When you found out baby carrots were actually just chopped up adult carrots, you may have wondered why their edges are round. You would be in good company. Here is a picture of real "baby" carrots:
This may be a shocking image to some, as it was to me. Real baby carrots turn out be stumpy and, compared to the baby carrots we are used to, maybe less appetizing. At least, this is what Mike Yurosek thought. In the 1980s, this North Carolinian farmer put his knobby carrots into a special cutter thing and made the shape of the babies we know today. This was great because more people wanted to eat carrots, and now this type of cut carrot is responsibile for 50% of carrot sales in the United States. For the past several decades, people have gotten this process more up to snuff. They have devised a special strain of biologically modified carrots that are smaller than the carrots we chop up in soups.

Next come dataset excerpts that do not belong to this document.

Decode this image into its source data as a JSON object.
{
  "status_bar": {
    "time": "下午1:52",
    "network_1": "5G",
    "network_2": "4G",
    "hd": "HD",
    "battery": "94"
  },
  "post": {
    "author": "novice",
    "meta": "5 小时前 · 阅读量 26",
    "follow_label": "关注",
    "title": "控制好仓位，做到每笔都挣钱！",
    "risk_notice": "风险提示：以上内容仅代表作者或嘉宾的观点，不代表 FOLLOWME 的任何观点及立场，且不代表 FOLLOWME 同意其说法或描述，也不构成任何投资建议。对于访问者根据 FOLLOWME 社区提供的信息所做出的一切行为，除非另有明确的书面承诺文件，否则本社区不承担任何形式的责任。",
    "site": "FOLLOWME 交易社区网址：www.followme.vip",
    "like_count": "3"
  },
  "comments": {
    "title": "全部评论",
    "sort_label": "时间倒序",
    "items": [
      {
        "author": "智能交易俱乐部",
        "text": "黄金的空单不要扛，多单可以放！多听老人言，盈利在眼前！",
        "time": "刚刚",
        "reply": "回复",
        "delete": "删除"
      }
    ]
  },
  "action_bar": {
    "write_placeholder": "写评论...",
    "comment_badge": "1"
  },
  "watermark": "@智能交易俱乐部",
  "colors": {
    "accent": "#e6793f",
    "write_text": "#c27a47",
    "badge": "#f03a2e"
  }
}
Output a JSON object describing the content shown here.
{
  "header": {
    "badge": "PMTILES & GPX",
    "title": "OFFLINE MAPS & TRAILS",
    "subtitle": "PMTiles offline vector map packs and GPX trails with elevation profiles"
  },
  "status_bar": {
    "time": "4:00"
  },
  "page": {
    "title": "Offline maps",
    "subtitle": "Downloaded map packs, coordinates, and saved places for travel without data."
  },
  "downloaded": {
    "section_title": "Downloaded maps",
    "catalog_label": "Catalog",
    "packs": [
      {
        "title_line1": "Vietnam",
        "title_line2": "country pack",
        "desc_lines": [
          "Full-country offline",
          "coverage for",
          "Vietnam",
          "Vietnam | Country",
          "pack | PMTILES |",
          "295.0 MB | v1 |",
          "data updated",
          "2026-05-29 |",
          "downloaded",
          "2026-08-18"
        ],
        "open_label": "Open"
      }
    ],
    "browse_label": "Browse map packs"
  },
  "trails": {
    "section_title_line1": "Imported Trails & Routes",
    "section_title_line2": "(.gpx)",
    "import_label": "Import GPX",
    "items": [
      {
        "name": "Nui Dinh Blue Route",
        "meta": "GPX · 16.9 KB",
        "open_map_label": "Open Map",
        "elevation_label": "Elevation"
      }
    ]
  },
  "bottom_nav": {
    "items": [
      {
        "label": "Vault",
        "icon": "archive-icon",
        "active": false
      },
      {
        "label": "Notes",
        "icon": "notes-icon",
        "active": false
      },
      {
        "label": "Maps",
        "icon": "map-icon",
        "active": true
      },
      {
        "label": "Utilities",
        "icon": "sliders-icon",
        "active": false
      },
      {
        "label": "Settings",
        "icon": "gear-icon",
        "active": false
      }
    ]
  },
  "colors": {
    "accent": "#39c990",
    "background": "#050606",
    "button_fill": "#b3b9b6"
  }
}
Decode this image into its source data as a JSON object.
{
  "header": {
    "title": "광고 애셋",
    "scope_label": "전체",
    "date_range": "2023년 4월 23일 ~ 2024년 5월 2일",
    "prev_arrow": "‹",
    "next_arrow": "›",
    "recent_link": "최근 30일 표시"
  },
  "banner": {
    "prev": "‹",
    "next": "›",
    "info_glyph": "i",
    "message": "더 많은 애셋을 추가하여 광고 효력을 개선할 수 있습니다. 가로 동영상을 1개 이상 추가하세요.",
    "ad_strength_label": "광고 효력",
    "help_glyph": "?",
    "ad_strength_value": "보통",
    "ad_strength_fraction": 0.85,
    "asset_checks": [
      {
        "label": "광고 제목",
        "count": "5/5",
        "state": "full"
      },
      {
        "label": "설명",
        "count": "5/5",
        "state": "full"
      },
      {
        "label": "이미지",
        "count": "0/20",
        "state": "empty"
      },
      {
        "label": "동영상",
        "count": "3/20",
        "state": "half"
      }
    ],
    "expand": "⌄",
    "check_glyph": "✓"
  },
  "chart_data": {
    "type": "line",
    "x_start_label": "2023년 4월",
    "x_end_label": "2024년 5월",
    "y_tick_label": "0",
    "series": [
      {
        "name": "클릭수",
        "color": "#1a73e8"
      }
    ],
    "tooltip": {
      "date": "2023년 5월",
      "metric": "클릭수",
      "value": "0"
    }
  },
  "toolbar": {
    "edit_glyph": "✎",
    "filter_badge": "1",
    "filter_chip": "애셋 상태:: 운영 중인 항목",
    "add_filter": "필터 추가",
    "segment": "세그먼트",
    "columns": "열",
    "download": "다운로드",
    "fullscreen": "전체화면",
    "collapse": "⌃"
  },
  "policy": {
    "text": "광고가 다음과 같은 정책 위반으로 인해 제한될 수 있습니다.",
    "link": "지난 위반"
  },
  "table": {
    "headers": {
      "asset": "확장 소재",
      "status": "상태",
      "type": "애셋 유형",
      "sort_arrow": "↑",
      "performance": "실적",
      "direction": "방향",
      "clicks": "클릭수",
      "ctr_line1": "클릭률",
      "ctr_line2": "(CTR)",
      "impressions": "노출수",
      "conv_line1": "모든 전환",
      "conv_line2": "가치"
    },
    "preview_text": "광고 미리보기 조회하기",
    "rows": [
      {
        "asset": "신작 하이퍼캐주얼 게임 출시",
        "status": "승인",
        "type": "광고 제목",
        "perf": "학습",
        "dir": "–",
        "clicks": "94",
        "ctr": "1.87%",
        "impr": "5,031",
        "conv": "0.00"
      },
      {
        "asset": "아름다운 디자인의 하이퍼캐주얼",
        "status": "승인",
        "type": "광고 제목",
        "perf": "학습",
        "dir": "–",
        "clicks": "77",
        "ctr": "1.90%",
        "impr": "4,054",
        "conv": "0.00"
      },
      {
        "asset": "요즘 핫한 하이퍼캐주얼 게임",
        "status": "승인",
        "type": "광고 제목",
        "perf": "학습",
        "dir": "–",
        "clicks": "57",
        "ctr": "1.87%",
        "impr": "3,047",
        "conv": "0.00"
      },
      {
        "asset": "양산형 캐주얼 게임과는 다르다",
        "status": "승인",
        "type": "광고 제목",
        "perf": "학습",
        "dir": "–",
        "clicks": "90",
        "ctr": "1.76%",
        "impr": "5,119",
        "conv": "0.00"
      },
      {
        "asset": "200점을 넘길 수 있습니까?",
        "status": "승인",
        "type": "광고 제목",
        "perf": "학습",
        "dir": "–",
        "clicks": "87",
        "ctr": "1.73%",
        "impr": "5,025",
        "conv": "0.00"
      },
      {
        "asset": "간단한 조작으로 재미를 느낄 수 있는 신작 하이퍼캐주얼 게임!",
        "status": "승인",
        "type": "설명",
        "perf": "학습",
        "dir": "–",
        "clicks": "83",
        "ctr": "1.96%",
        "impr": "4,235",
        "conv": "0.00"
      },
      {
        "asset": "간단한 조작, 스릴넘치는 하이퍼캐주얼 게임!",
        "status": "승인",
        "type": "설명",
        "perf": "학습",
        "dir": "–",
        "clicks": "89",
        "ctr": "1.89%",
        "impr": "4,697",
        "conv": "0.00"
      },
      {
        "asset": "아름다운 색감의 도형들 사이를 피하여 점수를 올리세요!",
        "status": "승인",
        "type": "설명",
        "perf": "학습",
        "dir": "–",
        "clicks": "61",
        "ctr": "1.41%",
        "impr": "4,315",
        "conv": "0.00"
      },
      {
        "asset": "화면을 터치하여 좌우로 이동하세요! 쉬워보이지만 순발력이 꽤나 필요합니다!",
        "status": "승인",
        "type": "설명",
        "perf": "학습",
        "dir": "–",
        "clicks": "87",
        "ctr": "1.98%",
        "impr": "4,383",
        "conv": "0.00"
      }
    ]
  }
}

However, many baby carrots are still cut from adult roots. (When I found this out I wondered about where they put the excess carrot after the carving process. Apparently, it is used for animal fodder.) Some people think that baby carrots made by Manufacturers like Baby Cut Carrots are worse for you than real baby carrots. This may be because mainstream cut carrots have become commercially produced en masse and possibly the quality is degraded. There are other companies that sell real baby carrots that are shaped more like balls.
Whether we believe that fake baby carrots are worse for you or not, they are a huge misnomer at best, false advertizing at worst. I have never tried a real baby carrot, personally. But I would like to, and you might too.